3. Anderweitiger Verfolgungsschutz - Drittstaatenregelung

      Die Drittstaatenregelung des Art. 16a Abs. 2 GG (in das Grundgesetz eingefügt durch ein am 30.6.1993 in Kraft getretenes Änderungsgesetz) war, wie bereits im Berichtsjahr 199357, Gegenstand einer ganzen Reihe gerichtlicher Entscheidungen, die hier nur in einer Auswahl vorgestellt werden können.

      48. Das Bundesverfassungsgericht judizierte in seinem Beschluß vom 19.1.1994 (2 BvR 81/93 - InfAuslR 1994, 154), daß die Drittstaatenregelung nur auf Fälle anzuwenden sei, in denen der Ausländer nach dem 30.6.1993 in den Geltungsbereich des Grundgesetzes eingereist sei. Dies lege schon die in Art. 16a Abs. 2 GG vorausgesetzte zeitliche Abfolge ("... wer aus ... einreist ...") nahe. Art. 16a Abs. 2 GG stelle nach Wortlaut und Sinnzusammenhang auf den aktuellen Vorgang der Einreise aus einem sicheren Drittstaat ab und nicht darauf, daß der Ausländer irgendwann einmal in der Vergangenheit aus einem Staat eingereist sei, der jetzt als sicherer Drittstaat anzusehen sei.

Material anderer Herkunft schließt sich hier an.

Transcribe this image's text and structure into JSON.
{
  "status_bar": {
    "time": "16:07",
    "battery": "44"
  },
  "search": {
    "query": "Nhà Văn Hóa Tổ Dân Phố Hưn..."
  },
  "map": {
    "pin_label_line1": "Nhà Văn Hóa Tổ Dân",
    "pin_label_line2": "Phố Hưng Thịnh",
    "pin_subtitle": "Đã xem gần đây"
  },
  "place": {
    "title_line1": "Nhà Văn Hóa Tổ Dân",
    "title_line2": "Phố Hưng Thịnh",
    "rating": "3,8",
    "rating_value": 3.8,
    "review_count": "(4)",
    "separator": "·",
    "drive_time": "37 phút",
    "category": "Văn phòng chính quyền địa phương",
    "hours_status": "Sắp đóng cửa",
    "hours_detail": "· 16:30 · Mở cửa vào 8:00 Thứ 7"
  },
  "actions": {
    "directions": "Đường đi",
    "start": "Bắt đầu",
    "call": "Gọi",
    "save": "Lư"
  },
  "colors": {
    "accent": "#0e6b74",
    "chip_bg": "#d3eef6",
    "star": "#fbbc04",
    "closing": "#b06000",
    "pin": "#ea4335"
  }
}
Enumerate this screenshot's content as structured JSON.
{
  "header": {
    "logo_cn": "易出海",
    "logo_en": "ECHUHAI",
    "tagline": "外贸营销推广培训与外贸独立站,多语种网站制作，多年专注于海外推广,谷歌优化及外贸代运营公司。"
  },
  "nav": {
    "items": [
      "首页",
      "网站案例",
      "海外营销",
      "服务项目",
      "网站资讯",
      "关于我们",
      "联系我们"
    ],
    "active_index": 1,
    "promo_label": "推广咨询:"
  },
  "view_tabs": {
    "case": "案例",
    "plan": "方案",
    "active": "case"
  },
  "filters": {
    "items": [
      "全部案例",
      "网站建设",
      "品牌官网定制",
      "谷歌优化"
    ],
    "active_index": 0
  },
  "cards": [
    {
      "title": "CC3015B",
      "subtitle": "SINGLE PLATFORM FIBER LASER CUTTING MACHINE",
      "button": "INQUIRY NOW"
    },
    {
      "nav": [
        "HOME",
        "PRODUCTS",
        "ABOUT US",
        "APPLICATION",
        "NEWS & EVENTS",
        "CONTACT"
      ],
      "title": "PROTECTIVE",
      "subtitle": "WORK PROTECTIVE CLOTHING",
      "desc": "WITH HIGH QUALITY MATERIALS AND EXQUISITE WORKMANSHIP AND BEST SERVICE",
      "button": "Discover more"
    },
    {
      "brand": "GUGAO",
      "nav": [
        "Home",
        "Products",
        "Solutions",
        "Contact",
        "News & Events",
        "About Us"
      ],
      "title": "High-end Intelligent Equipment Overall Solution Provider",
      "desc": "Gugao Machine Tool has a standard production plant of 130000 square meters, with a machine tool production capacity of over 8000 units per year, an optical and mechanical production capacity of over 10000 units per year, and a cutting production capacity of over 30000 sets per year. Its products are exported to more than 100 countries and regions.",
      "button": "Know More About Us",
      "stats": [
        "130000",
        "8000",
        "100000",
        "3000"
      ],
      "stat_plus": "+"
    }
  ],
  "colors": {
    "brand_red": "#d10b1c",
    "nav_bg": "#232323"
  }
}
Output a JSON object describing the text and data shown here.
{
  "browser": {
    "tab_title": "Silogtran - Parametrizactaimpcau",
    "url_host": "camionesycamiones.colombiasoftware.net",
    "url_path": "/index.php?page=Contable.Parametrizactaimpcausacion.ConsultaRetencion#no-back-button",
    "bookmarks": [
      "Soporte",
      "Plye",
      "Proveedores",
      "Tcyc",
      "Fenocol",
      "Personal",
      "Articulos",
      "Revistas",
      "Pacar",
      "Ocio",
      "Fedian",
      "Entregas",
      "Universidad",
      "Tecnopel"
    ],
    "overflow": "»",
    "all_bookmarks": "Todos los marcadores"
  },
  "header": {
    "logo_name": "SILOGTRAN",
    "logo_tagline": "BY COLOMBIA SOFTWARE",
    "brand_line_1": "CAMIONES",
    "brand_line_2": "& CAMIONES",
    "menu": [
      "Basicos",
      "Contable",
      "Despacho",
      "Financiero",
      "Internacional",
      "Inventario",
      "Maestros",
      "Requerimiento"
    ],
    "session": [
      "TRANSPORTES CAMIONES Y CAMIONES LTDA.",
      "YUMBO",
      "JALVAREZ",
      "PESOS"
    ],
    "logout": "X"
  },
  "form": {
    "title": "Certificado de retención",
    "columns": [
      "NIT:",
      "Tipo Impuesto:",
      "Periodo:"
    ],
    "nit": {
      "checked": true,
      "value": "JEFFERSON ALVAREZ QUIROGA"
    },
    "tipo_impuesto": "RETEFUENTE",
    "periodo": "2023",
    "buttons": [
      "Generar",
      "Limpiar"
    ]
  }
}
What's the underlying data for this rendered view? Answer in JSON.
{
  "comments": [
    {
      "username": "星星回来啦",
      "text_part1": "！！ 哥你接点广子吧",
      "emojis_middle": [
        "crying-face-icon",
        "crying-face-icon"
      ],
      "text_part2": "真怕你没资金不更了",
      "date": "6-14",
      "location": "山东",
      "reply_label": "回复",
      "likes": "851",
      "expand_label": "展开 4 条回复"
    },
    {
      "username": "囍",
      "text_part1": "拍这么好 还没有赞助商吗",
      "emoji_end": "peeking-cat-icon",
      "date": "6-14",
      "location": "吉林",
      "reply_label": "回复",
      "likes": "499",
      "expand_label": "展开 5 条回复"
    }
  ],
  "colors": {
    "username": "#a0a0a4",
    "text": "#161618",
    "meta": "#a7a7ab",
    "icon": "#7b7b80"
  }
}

      49. Der VGH Baden-Württemberg befand (Beschluß vom 26.9.1994 - A 14 S 1937/94 - DÖV 1995, 207 = BWVP 1995, 43 = VBlBW 1995, 247 = DVBl. 1995, 864 mit Anm. W. Möller und C. Schütz), daß Art. 16a Abs. 2 GG auch dann zum Ausschluß des Asylrechts nach Art. 16a Abs. 1 GG führe, wenn zwar nicht feststehe, aus welchem der in Art. 16a Abs. 2 GG i.V.m. § 26a Abs. 2 AsylVfG bezeichneten Drittstaaten der Ausländer eingereist sei, aber feststehe, daß er nur aus einem solchen eingereist sein kann. Denn auch dann entspreche der Ausschluß des Asylrechts dem verfassungsrechtlichen Zweck, den Flüchtenden zuvörderst auf die Schutzmöglichkeit des (nur ihm bekannten) Drittstaates zu verweisen. Ein anderes Verständnis dieser Regelung hätte des weiteren zur Folge, daß diejenigen Ausländer bevorzugt würden, die ihren Reiseweg verschleiern, während diejenigen, die ihren Mitwirkungspflichten auch hinsichtlich des Reiseweges entsprächen, vom Grundrecht auf Asyl ausgeschlossen würden.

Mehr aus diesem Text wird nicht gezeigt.